Strategic Partnership with Sarissa Capital
Strategic Advisory Agreement
On December 11, 2020, the company entered into a Strategic Advisory Agreement (the 'Services Agreement') with Sarissa Capital Management LP ('Sarissa Capital'), pursuant to which Sarissa Capital provides a variety of strategic services to the company in order to assist the company in the development and execution of the company's acquisition strategy intended to diversify its assets and the potential sources of revenue.
Partnership Agreement
On December 11, 2020, Innoviva Strategic Partners LLC, the company's wholly owned subsidiary, ('Strategic Partners'), entered into a subscription agreement and an Amended and Restated Limited Partnership Agreement (the 'Partnership Agreement') pursuant to which Strategic Partners became a limited partner of ISP Fund LP (the 'Partnership').

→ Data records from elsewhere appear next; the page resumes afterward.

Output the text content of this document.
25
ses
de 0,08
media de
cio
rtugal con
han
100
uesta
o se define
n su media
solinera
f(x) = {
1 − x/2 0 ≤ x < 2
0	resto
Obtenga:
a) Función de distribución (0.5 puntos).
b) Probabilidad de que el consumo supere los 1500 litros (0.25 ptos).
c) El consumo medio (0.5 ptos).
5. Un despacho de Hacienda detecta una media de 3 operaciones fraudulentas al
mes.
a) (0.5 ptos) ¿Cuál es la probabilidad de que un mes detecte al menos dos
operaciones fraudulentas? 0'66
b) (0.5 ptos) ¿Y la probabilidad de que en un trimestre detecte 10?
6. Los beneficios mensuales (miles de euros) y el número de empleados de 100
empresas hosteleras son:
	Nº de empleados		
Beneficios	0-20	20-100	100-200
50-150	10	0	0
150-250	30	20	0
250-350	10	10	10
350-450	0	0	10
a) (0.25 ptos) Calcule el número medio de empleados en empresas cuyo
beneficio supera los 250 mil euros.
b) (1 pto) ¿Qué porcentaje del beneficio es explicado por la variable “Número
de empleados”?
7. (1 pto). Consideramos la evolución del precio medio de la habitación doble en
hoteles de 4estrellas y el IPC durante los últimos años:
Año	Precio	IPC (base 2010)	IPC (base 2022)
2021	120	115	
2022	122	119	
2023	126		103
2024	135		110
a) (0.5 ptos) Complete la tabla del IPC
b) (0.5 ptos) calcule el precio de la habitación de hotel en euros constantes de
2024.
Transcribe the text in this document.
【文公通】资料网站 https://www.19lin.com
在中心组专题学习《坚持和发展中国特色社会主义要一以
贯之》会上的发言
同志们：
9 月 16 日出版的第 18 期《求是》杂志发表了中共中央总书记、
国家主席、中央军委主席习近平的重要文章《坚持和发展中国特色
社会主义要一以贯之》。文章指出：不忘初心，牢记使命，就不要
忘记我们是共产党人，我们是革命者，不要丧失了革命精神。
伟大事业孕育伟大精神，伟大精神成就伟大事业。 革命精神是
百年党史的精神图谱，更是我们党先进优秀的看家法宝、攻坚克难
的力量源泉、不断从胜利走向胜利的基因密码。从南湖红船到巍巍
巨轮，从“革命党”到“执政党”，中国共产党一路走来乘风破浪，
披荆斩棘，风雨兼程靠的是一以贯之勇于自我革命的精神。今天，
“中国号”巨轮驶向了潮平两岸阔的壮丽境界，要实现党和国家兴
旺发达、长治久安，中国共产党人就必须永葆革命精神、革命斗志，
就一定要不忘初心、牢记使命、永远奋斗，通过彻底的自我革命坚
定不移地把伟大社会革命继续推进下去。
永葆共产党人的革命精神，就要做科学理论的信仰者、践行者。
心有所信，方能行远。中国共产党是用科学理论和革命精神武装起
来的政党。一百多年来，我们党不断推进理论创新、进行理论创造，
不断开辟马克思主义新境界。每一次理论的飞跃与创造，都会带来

The general partner of the Partnership is an affiliate of Sarissa Capital, and pursuant to an investment management agreement, Sarissa Capital acts as the investment adviser to the Partnership. The Partnership was formed for the purposes of investing in equity securities in the healthcare, pharmaceutical and biotechnology industries.
History
The company was incorporated in Delaware in 1996 under the name Advanced Medicine, Inc. and began operations in 1997. The company changed its name to Theravance, Inc. in 2002. Further, the company changed its name to Innoviva, Inc. in 2016.